04.04.2023

Bundeskanzleramt muss Auskünfte über Kommunikation mit Medien in der "Cum-Ex-Affäre" erteilen

Das Bundeskanzleramt ist verpflichtet, der Presse Auskünfte über die Kommunikation des Chefs des Bundeskanzleramts mit Medien in der so genannten "Cum-Ex-Steuergeld-Affäre" zu erteilen. Das hat das Verwaltungsgericht Berlin entschieden.

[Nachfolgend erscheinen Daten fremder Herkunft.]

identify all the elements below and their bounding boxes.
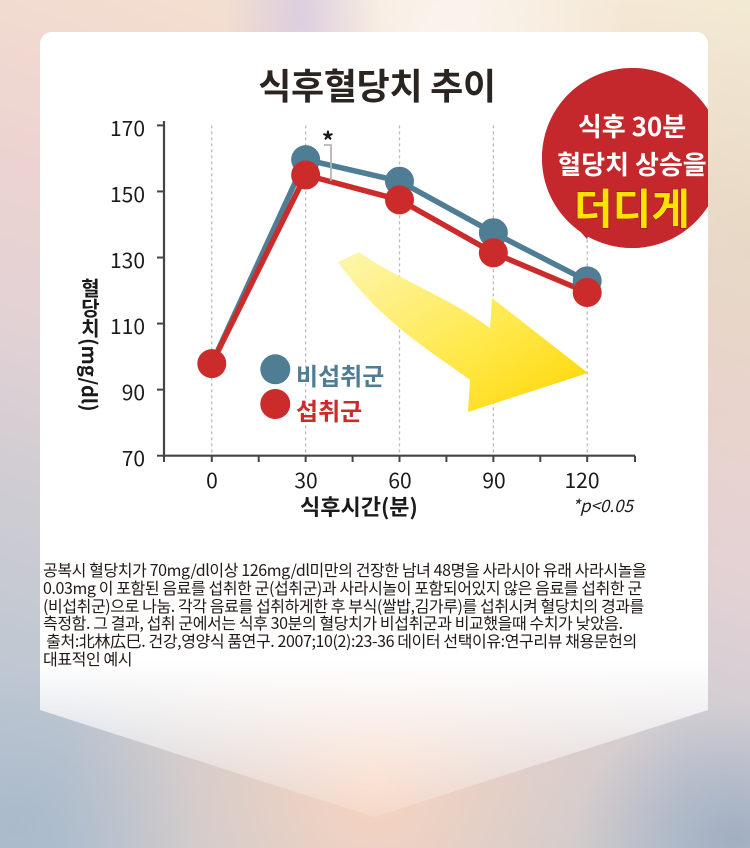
svg-text:*: *: [322, 122, 334, 157]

VG Berlin v. 24.3.2023 - VG 27 L 379/22
Der Sachverhalt:
Der Antragsteller, ein Journalist, hatte das Bundeskanzleramt u.a. danach gefragt, ob der Chef des Bundeskanzleramts nach seiner Vernehmung als Zeuge durch den Parlamentarischen Untersuchungsausschuss "Cum-Ex-Steuergeld-Affäre" im September 2022 einem Journalisten Informationen zu dieser Affäre erteilt habe. Darüber hinaus wollte er wissen, ob der Chef des Bundeskanzleramts eine Mitteilung an den Chefredakteur des "Stern" und an weitere Chefredaktionen versandt habe, in der er auf Recherchen eines anderen Journalisten Bezug genommen habe. Außerdem begehrte er Auskunft darüber, ob der Chef des Bundeskanzleramtes bestimmten Medienvertretern Informationen zur Verwicklung des Bundeskanzlers in die Affäre übermittelt und dabei verlangt habe, nicht als Informant genannt zu werden.

Das Gericht gab dem Antrag des Journalisten im Wesentlichen statt. Gegen den Beschluss kann Beschwerde beim OVG eingelegt werden.

Die Gründe:
Das Bundeskanzleramt hat die Auskünfte zu erteilen. Es kann sich nicht darauf berufen, dass Gespräche des Chefs des Bundeskanzleramtes mit Journalisten über die "Cum-Ex-Affäre" außerhalb seiner dienstlichen Tätigkeit liegen. Vielmehr ist der Austausch mit Medienvertretern Teil seiner Presse-, Öffentlichkeits- und Informationsarbeit. Dazu gehören auch individuelle Kommunikationsformen "im kleinen Kreis", wie etwa Hintergrundgespräche.

Der vertrauliche Charakter solcher Gespräche schließt für sich genommen den presserechtlichen Auskunftsanspruch nicht aus. Es kommt allein darauf an, ob schutzwürdige öffentliche oder private Interessen der Auskunftserteilung entgegenstehen. Das ist hier nicht der Fall. Zwar ist die Recherche- und Redaktionstätigkeit der betroffenen Journalisten grundrechtlich geschützt. In der Abwägung überwiegt hier aber das gleichermaßen geschützte Interesse des auskunftsbegehrenden Journalisten. Dieser verlangt weder Auskunft über die Namen der betroffenen Kollegen noch werden die Auskünfte deren konkrete Recherchetätigkeit individualisieren.

Die Dringlichkeit des Eilantrags wird festgestellt. Das betreffende Thema ist von hoher Aktualität. Die begehrten Auskünfte verlören ihren Nachrichtenwert, wenn zunächst der Abschluss eines Hauptsacheverfahrens abzuwarten wäre.